Sarah Downey: Gifts of that magnitude, A, come in over time and B, are focused on, in the case of the Garron gift, a lot on capital equipment. Some chairs that we'll establish and a bit of innovation funds. I think people feel optimistic about that. But then immediately afterwards, you have to cost control because it doesn't fund the operations of a hospital. It’s hard to feel really positive about the new imaging equipment we're procuring, when we’re having to become more efficient or change staffing models in areas because we can't afford certain levels of care, for instance. So we’ve had to balance those two worlds. It’s great – a $50 million gift is a massive investment in a hospital like this. The largest gift given to a community hospital in Canada. It certainly secures our future differently and it’s very helpful in the time of redevelopment to know that we will be able to put new equipment in the redevelopment.

Sarah Downey: But at the same time, it's a system with a lot of stresses and restructurings and it's important to be able to explain that to people who say, "Didn't you get just 50 million bucks?" You can spend $50 million pretty quickly and not have anything left for it. Truthfully, donors don't give money to pay for things that they think the government should be paying for. They want to invest in things they know will make a difference. Communicating that message is a challenge, but we're enormously grateful for the investments by the Garron's and the future it creates for us.

Ellen Gardner: What are you looking forward to Sarah?

Sarah Downey: So many things. So I have a major redevelopment project and while the in between is not going to be a lot of fun, which is to build an eight-story patient care tower beside and connected to a living, breathing hospital. So the in-between will be a bit of a struggle, but I'm really looking forward to having the types of physical facilities that this hospital and this community really deserves. I'm excited about some of the health system solutions we're trying to work on to help communities and neighbourhoods at risk to have better access to healthcare and ultimately better outcomes. That motivates me every day. And of course, to continue to offer hospital services to those that need it. We do everything here, from deliver babies to palliative care. And if families will come here for service across generations and across their own lifespan, I can look forward to continuing to try to be an outstanding healthcare provider to the people in East Toronto.

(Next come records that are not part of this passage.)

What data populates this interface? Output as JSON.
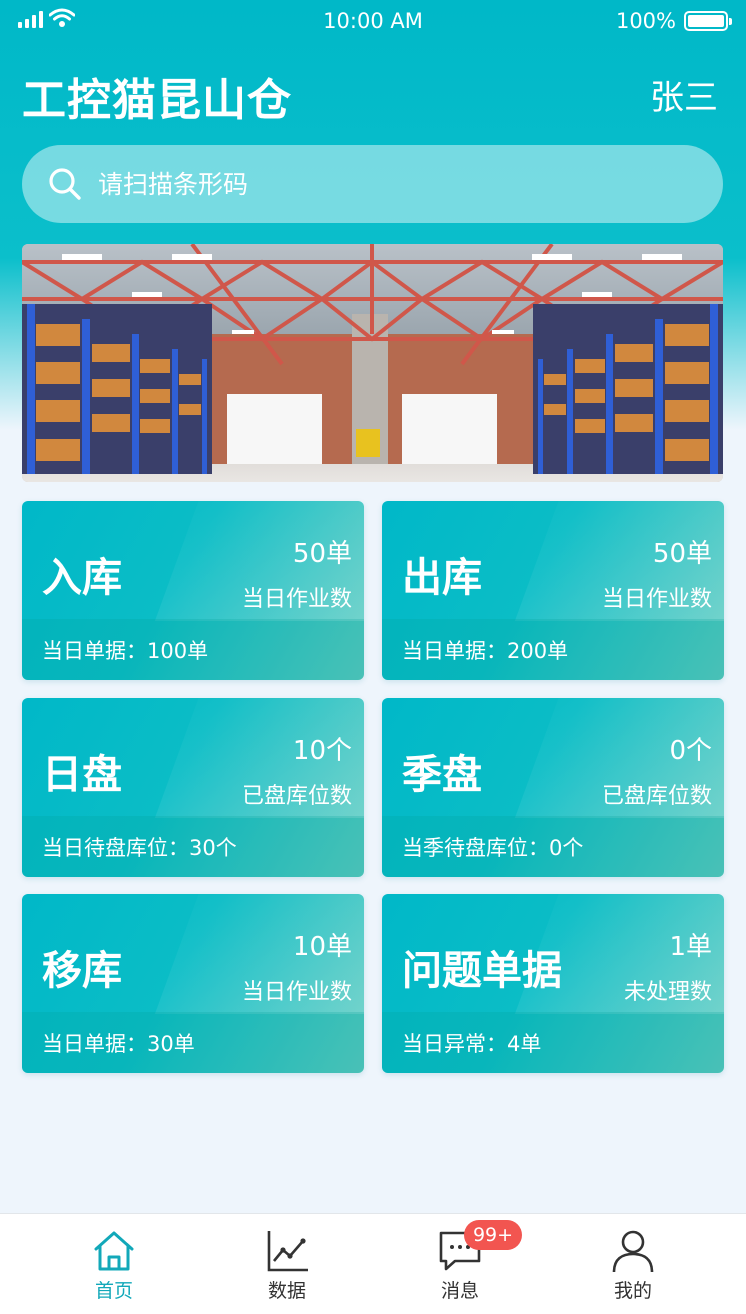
{
  "status_bar": {
    "time": "10:00 AM",
    "battery": "100%"
  },
  "header": {
    "title": "工控猫昆山仓",
    "user": "张三"
  },
  "search": {
    "placeholder": "请扫描条形码",
    "icon": "search-icon"
  },
  "cards": [
    {
      "title": "入库",
      "count": "50单",
      "count_label": "当日作业数",
      "footer": "当日单据：100单"
    },
    {
      "title": "出库",
      "count": "50单",
      "count_label": "当日作业数",
      "footer": "当日单据：200单"
    },
    {
      "title": "日盘",
      "count": "10个",
      "count_label": "已盘库位数",
      "footer": "当日待盘库位：30个"
    },
    {
      "title": "季盘",
      "count": "0个",
      "count_label": "已盘库位数",
      "footer": "当季待盘库位：0个"
    },
    {
      "title": "移库",
      "count": "10单",
      "count_label": "当日作业数",
      "footer": "当日单据：30单"
    },
    {
      "title": "问题单据",
      "count": "1单",
      "count_label": "未处理数",
      "footer": "当日异常：4单"
    }
  ],
  "tabs": [
    {
      "label": "首页",
      "icon": "home-icon",
      "active": true
    },
    {
      "label": "数据",
      "icon": "chart-icon",
      "active": false
    },
    {
      "label": "消息",
      "icon": "message-icon",
      "active": false,
      "badge": "99+"
    },
    {
      "label": "我的",
      "icon": "user-icon",
      "active": false
    }
  ],
  "colors": {
    "primary": "#00b8c8",
    "accent": "#12a8b9",
    "badge": "#f25550",
    "background": "#eef5fc"
  }
}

Ellen Gardner: So you've come a long way from that early thinking around, "I want to run something."

Sarah Downey: Yes.

Ellen Gardner: How do you feel about that now?

Sarah Downey: So I love this business. I love the people of it. I love the issues of it. They're incredibly relevant, when you work in healthcare, you work with incredibly brilliant and compassionate people. Incredible professionals. And it's hard to imagine it's been 25 years already, but there's still so much more to do. And I'm so thankful every day that this is the career I chose. Because there's been so much to learn, so much to stress me, and so much reflection that I've been able to do. I just feel like there's just so much more before I really am able to run something properly

Ellen Gardner: Well, thank you so much Sarah for speaking with us today. Michael Garron is such a valued partner of HIROC. It was an honour to have you as our first guest on Healthcare Change Makers. Please join us again as we see change through the eyes of another healthcare leader.